I think these are 2 different layers of "latency". The latency in the article is referring to the transport of the audio stream itself while the latency in your scenario is about how quickly to start responding inside the audio stream.

▲

ericmcer 2 hours ago | parent | next [-]

I think he’s saying they are doing an insane level of complexity to shave ~100ms off response times in a scenario where that isn’t important and might even be a negative

	▲	zamadatix 2 hours ago \| parent \| next [-]
		When GP mentioned reducing conversational latency as a negative that made sense (and should probably be done IMO), it just wasn't the same category of latency the article talks about reducing. I.e. increasing "network latency" just makes the conversation feel more and more out of sync, it doesn't change the rate at which the AI will interrupt ("turn latency") because the latter is based on the duration of the pause in the audio stream, not the duration it took to deliver that audio stream.

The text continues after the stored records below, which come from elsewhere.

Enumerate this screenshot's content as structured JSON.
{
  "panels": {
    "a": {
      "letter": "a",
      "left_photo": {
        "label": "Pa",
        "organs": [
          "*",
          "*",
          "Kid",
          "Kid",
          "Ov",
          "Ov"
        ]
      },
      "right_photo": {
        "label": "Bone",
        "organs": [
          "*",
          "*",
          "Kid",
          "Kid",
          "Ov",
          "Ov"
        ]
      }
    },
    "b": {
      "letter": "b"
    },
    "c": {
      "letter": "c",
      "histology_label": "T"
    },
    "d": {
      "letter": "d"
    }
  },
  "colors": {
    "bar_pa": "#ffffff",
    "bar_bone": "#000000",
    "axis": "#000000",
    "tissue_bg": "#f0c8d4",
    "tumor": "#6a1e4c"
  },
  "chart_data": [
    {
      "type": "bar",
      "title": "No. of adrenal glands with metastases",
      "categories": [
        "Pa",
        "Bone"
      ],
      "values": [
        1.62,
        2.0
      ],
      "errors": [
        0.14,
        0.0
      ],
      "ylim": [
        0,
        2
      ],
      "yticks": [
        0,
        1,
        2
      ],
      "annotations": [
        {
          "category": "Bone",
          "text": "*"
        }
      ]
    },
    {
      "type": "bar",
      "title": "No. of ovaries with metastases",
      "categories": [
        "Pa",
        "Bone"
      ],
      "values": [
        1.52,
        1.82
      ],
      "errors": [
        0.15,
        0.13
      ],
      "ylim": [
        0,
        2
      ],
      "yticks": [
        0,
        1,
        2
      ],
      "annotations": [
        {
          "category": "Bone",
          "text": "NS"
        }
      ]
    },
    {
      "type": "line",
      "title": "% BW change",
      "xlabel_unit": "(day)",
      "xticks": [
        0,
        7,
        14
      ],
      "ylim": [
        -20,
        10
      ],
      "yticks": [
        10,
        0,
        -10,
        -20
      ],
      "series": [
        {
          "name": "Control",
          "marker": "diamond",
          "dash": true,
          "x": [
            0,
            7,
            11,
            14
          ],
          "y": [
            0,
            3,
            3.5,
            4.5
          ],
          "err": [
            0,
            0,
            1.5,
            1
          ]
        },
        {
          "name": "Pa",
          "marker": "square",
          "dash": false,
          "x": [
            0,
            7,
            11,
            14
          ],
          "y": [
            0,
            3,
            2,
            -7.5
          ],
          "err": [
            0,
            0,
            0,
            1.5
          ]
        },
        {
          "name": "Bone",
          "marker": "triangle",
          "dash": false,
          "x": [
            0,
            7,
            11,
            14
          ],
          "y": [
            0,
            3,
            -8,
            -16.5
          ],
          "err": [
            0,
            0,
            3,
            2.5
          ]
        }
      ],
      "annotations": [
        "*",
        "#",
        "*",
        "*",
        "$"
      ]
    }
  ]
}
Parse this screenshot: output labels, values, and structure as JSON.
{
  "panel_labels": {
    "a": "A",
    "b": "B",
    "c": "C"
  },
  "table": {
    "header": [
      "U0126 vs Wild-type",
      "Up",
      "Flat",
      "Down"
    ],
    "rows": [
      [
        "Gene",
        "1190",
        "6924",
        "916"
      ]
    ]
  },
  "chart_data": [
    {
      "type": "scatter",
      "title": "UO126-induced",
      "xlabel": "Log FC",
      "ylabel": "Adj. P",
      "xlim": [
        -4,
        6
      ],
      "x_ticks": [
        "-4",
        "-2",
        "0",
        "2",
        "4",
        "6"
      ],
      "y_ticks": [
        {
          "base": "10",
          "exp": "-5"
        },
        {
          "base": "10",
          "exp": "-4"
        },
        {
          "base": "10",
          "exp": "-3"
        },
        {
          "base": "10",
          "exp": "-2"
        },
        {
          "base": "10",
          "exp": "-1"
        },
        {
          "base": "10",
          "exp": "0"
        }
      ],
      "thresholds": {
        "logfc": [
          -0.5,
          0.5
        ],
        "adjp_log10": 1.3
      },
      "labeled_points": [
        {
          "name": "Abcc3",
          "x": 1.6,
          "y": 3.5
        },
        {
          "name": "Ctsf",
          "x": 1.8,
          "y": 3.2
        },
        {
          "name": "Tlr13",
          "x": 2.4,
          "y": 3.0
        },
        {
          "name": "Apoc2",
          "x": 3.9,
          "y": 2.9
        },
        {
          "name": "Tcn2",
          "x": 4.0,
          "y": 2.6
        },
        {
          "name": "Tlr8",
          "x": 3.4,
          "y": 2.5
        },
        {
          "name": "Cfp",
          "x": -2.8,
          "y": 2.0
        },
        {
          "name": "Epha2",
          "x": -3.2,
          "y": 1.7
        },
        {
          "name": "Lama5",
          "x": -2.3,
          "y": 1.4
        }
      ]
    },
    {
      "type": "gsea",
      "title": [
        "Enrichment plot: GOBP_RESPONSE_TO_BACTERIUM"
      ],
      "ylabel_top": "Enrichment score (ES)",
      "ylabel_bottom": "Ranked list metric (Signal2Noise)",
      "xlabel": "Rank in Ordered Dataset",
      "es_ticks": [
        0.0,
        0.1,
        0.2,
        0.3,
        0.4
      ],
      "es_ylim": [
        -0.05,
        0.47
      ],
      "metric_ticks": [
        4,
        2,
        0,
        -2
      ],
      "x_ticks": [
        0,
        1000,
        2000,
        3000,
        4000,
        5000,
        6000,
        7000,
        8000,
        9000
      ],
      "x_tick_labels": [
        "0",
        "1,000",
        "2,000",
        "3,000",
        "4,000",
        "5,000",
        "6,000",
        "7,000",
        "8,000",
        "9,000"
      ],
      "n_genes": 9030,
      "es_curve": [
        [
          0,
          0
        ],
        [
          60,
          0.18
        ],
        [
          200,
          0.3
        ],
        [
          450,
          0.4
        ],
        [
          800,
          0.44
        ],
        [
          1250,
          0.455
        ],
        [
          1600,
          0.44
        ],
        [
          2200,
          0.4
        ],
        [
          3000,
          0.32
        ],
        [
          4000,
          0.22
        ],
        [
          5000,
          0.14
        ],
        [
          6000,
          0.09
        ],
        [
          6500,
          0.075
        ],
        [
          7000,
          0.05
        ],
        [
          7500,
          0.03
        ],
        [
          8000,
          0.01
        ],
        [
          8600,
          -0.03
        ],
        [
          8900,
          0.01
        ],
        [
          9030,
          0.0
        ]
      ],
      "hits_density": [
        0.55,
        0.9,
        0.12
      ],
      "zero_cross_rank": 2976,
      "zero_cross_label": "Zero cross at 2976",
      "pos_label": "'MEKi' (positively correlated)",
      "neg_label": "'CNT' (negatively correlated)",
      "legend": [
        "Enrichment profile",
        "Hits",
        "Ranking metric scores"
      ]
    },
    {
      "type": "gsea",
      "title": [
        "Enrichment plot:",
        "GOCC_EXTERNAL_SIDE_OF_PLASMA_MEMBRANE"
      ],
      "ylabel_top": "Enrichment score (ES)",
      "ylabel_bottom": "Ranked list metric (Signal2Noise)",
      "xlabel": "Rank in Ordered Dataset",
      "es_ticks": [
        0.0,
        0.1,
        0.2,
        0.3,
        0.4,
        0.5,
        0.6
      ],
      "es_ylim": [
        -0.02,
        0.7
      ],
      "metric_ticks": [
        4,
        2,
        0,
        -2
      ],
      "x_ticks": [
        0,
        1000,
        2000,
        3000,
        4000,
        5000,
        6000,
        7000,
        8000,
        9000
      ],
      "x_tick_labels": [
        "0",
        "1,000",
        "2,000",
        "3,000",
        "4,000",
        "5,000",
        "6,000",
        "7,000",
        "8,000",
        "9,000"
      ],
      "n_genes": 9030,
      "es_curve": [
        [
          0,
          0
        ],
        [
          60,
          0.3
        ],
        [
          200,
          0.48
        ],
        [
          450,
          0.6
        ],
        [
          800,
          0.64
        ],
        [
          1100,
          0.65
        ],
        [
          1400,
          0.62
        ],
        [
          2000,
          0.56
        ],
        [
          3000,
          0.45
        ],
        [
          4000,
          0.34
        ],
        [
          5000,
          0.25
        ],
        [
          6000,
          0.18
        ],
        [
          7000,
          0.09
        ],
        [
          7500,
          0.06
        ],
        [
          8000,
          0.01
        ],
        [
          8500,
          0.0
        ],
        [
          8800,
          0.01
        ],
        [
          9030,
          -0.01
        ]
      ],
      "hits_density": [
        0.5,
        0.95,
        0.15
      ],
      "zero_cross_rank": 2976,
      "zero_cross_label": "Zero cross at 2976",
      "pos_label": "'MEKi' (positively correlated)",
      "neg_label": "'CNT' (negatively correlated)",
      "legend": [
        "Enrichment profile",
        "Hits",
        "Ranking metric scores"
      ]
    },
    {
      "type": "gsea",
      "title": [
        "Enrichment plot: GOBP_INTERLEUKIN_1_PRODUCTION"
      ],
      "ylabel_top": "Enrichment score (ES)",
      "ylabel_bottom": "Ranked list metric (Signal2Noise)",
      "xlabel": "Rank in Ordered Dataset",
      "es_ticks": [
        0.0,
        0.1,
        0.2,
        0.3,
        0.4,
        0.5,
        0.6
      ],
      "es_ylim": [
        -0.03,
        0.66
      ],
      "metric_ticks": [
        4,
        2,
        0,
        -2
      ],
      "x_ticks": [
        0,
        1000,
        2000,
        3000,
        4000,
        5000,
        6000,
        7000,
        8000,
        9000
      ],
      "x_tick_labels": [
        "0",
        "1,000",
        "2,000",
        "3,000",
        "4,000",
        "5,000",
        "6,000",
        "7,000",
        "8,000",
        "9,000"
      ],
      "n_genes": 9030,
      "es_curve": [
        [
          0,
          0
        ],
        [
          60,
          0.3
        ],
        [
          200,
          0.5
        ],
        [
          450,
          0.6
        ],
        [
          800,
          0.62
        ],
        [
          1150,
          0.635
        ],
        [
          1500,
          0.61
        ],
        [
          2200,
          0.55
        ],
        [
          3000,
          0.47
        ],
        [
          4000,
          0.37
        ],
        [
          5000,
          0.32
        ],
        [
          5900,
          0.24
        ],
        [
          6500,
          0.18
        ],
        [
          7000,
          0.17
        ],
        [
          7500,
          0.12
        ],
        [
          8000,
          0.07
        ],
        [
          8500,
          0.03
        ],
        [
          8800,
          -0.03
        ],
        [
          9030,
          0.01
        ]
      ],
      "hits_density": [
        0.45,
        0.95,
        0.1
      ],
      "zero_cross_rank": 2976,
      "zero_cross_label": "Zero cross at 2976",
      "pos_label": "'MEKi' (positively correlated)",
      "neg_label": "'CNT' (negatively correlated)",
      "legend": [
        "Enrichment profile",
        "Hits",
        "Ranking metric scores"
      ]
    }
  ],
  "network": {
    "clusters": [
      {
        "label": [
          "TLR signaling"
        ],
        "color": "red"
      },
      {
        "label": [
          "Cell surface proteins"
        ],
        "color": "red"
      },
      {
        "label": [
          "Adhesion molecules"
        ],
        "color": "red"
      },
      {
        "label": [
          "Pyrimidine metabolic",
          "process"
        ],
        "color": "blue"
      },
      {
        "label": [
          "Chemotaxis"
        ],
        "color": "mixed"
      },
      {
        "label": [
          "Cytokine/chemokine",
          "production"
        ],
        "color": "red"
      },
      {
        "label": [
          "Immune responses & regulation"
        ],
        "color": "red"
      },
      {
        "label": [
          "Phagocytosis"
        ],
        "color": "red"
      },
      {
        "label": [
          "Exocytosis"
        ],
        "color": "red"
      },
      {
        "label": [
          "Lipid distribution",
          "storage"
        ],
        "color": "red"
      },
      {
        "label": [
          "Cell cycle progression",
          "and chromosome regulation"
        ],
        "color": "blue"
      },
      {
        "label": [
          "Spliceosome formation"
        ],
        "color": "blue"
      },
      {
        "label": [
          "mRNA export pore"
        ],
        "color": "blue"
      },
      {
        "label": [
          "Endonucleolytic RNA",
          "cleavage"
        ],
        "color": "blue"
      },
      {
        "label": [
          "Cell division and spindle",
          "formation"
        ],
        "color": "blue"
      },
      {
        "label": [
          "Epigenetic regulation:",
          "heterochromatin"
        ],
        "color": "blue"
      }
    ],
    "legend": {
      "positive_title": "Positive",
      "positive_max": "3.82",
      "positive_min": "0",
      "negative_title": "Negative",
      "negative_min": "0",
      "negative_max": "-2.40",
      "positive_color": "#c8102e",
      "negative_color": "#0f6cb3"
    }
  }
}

If you meant there is a case where reducing the network latency at the same delivery reliability for a given audio stream is actually a negative then I'd love to hear more about it as I'm a network guy always in search of an excuse for latency :D.
	▲	2 hours ago \| parent \| prev \| next [-]
		[deleted]
	▲	2 hours ago \| parent \| prev [-]
		[deleted]

▲

hun3 an hour ago | parent | prev [-]

They are orthogonal.

Suppose you have 100ms audio latency and no wait time. Then, natural pause will trigger response immediately but you won't notice it has started until after ~200ms (round-trip time). Twice as annoying.